Bottom line is I am looking for a little juice in the PP or a hedge against prosperity if you will - as I think MT and Craig admitted in the book that the PP doesn't do as well in times of prosperity.

I figure 2008 set my retirement date back about two years (I'm 64) and now this is about as conservative a play as I'm ready for at this time so I will call it my VP.

MachineGhost wrote:
notsheigetz wrote: My point was if Corporate Bonds are as bad as most of this thread seems to think why do they do so well - and have for 40 years?
You need to distinguish between investment grade which is a general waste of time on a net basis and high yield which goes in and out of extreme [over/under]valuations.  As well as holding individual bonds vs a bond fund.  A bond fund is riskier because it has a perpetual duration.  There's no way to guarantee your principal for reinvestment purposes.  Say you wanted to minimimze your exposure to raising interest rates, then you would want to have a 5-7 year corporate bond ladder not a bond fund.  The catch is you probably need more than 5-7 individual bonds for adequate diversification unless you were stick to triple AAA or other investment grade yields that don't really compensate you for the risk.  In other words, look at the BulletShares ETF's and imagine that the yields were higher such as back in 2008-2009 and you had a ladder of them out to 7 years.  Perfecto!  Even now its hard to see what is wrong with the BulletShares 2013 fund because the yield still seems high compared to everything else and the duration is mega-ultra-short.  The problem is these funds have to continually be generated each year so that implies they will buy above par to get the maturity needed, i.e. its not value weighted as opposed to doing it yourself.  So this will drag down the return.  I believe double digits is the minimum yield to maturity anyone should accept for the risk of high yield bonds.  But for getting such wide diversification, BulletShares might be acceptable at cost of lower yield.  In the corporate bond market, you cannot wait for bonds to come to your valuation target as with stocks because it is very dynamic and what is offered changes day to day.  You never know what will pop up and you have to act immediately because of the general lack of liquidity.  It may be hard to stay fully invested without using a fund.

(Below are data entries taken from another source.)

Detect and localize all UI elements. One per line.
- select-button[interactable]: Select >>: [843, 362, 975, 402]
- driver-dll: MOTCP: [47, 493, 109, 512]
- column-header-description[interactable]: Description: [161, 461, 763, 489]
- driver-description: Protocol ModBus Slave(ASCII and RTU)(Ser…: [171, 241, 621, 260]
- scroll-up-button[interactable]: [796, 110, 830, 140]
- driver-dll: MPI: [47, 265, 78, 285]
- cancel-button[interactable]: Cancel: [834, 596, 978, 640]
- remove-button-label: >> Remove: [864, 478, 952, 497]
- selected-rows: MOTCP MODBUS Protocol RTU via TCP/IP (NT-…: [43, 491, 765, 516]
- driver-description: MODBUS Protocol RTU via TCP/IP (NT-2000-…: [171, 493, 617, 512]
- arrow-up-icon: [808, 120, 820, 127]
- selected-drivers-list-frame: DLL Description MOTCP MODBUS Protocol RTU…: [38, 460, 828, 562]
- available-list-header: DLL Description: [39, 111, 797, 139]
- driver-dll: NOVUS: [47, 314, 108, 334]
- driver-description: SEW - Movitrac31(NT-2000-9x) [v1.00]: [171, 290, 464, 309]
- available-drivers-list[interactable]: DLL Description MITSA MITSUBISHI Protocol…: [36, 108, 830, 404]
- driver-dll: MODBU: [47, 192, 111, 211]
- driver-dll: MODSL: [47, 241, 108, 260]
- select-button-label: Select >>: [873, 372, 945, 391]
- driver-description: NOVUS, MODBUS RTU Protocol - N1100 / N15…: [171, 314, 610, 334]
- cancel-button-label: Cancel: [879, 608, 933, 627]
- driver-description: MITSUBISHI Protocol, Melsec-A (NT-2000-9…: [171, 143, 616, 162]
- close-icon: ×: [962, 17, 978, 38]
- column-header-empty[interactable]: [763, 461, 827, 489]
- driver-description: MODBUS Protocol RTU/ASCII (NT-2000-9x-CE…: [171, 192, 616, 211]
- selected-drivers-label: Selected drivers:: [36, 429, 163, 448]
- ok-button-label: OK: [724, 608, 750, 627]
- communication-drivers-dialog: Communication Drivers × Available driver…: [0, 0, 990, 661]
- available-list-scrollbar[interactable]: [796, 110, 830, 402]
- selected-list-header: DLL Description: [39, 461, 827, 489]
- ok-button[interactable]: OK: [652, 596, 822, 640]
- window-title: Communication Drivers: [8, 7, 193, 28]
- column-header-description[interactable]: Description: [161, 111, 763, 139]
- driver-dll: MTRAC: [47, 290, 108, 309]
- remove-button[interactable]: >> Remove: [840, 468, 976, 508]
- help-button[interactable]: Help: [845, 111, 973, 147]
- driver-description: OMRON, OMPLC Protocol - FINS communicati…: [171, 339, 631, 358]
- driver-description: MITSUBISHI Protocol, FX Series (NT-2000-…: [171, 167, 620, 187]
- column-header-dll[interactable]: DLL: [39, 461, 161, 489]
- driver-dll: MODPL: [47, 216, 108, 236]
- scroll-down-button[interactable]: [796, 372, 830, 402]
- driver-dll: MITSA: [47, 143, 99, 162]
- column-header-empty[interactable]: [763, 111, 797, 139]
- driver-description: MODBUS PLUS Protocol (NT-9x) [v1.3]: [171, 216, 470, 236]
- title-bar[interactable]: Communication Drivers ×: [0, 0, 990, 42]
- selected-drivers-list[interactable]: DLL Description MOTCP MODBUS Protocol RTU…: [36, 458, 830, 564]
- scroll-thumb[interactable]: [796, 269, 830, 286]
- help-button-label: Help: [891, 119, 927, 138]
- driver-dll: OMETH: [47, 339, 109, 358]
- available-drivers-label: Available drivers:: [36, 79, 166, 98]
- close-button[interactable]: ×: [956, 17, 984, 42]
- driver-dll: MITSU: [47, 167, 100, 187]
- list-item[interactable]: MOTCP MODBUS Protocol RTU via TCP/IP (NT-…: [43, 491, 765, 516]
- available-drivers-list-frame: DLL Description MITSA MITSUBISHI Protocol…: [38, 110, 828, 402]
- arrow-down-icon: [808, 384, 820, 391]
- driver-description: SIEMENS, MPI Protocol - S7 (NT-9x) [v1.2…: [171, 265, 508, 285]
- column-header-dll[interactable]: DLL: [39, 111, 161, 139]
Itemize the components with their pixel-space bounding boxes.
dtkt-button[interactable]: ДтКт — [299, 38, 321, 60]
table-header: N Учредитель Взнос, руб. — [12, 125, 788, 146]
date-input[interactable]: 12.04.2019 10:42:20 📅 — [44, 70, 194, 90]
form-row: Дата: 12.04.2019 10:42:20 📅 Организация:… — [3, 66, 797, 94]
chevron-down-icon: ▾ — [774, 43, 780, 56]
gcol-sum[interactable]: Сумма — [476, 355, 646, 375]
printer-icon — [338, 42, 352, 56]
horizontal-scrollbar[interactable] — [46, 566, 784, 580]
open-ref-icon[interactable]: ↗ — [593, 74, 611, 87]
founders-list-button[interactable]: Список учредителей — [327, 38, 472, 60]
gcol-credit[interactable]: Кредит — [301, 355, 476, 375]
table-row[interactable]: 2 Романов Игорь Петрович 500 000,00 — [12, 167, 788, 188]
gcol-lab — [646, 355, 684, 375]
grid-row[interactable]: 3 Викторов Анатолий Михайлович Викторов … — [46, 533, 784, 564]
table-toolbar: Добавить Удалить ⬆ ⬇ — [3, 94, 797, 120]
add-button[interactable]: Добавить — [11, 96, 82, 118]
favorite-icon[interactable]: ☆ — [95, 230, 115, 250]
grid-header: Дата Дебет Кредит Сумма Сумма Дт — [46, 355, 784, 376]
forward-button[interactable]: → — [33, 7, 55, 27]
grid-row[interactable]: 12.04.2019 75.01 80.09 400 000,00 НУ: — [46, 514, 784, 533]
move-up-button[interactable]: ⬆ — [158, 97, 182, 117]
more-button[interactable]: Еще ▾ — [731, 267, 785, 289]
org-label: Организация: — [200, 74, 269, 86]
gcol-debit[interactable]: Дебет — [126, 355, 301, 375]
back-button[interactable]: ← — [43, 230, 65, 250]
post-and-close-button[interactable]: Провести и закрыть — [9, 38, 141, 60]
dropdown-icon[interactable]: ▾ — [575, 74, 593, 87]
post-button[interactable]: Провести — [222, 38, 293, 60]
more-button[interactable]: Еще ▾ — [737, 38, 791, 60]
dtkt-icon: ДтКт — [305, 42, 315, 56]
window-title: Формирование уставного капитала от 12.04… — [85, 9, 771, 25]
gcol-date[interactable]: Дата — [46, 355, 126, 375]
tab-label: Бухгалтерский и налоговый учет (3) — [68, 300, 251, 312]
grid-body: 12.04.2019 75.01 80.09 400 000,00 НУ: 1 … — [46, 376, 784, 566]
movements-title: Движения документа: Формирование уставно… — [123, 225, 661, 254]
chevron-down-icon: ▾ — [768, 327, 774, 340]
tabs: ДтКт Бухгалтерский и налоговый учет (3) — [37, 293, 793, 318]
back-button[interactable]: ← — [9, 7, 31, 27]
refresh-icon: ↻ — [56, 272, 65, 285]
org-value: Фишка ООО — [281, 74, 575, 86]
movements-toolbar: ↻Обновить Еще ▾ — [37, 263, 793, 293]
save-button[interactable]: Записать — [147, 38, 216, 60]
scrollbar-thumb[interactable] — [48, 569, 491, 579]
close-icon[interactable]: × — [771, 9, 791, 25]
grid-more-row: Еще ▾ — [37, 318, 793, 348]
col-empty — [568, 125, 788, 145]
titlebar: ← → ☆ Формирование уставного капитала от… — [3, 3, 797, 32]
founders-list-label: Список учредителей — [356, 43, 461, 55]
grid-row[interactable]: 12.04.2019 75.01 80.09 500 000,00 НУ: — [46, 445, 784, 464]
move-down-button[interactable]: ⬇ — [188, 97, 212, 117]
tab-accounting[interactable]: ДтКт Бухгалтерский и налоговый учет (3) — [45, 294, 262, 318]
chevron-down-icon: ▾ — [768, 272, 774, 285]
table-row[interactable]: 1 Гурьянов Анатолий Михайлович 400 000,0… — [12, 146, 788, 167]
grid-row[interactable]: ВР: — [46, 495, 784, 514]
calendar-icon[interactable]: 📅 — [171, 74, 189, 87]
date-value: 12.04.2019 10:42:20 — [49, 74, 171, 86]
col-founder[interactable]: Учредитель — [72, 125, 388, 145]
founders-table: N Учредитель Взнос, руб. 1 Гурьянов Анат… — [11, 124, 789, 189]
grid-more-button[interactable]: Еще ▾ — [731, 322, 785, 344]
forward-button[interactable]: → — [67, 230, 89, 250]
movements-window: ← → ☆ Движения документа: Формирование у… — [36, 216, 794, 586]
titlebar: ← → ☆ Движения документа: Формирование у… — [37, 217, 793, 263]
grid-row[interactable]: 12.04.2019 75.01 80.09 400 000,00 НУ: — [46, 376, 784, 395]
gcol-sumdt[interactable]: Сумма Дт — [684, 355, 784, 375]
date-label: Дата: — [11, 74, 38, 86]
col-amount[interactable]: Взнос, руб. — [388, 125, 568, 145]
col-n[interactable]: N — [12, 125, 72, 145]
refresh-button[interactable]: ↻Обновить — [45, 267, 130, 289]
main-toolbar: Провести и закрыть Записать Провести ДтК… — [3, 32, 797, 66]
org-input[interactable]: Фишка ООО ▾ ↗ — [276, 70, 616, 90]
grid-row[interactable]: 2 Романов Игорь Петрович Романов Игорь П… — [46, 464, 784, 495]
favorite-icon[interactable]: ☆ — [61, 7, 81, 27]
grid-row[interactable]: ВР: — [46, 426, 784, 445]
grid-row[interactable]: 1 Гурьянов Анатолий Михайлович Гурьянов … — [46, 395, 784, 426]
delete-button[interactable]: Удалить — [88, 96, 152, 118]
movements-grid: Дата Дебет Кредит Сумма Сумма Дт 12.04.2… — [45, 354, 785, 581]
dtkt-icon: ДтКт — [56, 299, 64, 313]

But also we've been in a disinflationary bond bull for 30 of those years.  Look at the performance of bonds between 1940 and 1980 before you make up your mind.  It won't look so hot nor be so "conservative" because to get higher returns with investment grade, bond funds have to go to longer and longer durations which then becomes a triple or quadruple whammy under rising inflation.  Mom and Pop apparantely don't understand this risk and will get massacred.
Last edited by notsheigetz on Sat May 04, 2013 3:51 pm, edited 1 time in total.